Arrivano i nuovi contatori del gas elettronici: diritti dei cittadini e obblighi delle imprese

Arrivano i nuovi contatori del gas elettronici: diritti dei cittadini e obblighi delle imprese

600mila utenti domestici hanno ricevuto, nel 2014 - una lettera da parte delle società di distribuzione del gas per la sostituzione, senza oneri per l’utente, dei contatori del gas con nuovi misuratori elettronici.

Il piano di installazione dei nuovi misuratori ha diverse scadenze a seconda del contatore e della dimensione del distributore, ad esempio entro il 31 dicembre 2014 dovevano essere sostituiti il 15% dei contatori con portata G10 (che includono anche i condomini) e del 3% dei contatori G6 o di portata inferiore (utenze domestiche).
 
Le famiglie coinvolte devono essere informate almeno tre mesi prima e la data di esecuzione della sostituzione del contatore nell’abitazione deve essere comunicata con almeno 10 giorni solari di anticipo.

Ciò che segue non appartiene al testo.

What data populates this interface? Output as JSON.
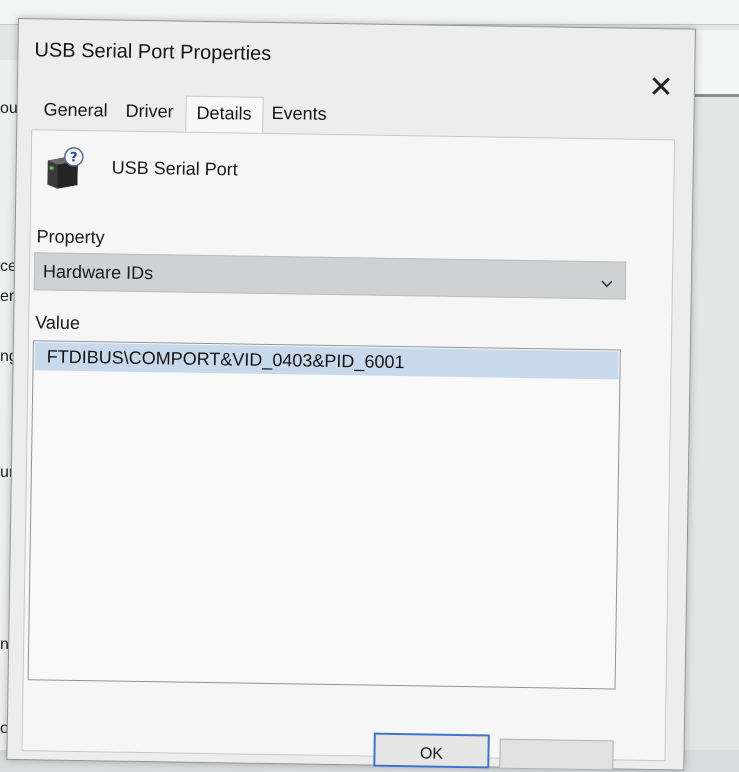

L’operazione di sostituzione richiede mediamente due ore e, dopo l'installazione dei nuovi misuratori, agli utenti devono essere fornite tutte le informazioni sulle funzioni del display che consentano loro di visualizzare la data e l'ora, la totalizzazione dei consumi (complessiva e per fascia multioraria), la registrazione dei consumi su base giornaliera e degli ultimi 70 giorni e, infine, la garanzia sul salvataggio dei dati e sulla sicurezza.
 
Nel caso in cui il consumatore abbia dei dubbi sul funzionamento del vecchio contatore del gas sostituito ha diritto, entro 15 giorni dalla data di sostituzione, di richiedere alla sua società di vendita una verifica metrologica. Se dal controllo non si evidenziano errori nella misurazione dei m3 di gas del contatore, la spesa di tale verifica è a carico del consumatore. In caso contrario, il consumatore stesso non dovrà pagare.
 
La Federconsumatori consiglia, al momento della sostituzione del vecchio contatore, di farsi consegnare o di fare una foto con i valori dei m3 dei consumi registrati dal contatore, al fine di avere piena contezza e trasparenza al momento della successiva fatturazione dei consumi.
 
Scrive la Coldiretti: "da tempo denunciamo che oltre il 20% dei 20 milioni di contatori del gas in Italia non sono letti da parte dei distributori almeno una volta all’anno, come invece prevedono le delibere dell’AEEGSI. Auspichiamo quindi che da qui al 2018 – quando il 60% dei contatori in servizio dovrà essere sostituito con i contatori digitali - si riduca in modo significativo il forte peso dei reclami registrati in questi anni, in particolare nel settore del gas sia nel mercato libero che nel mercato tutelato per quanto riguarda il tema dei consumi presunti e a conguaglio".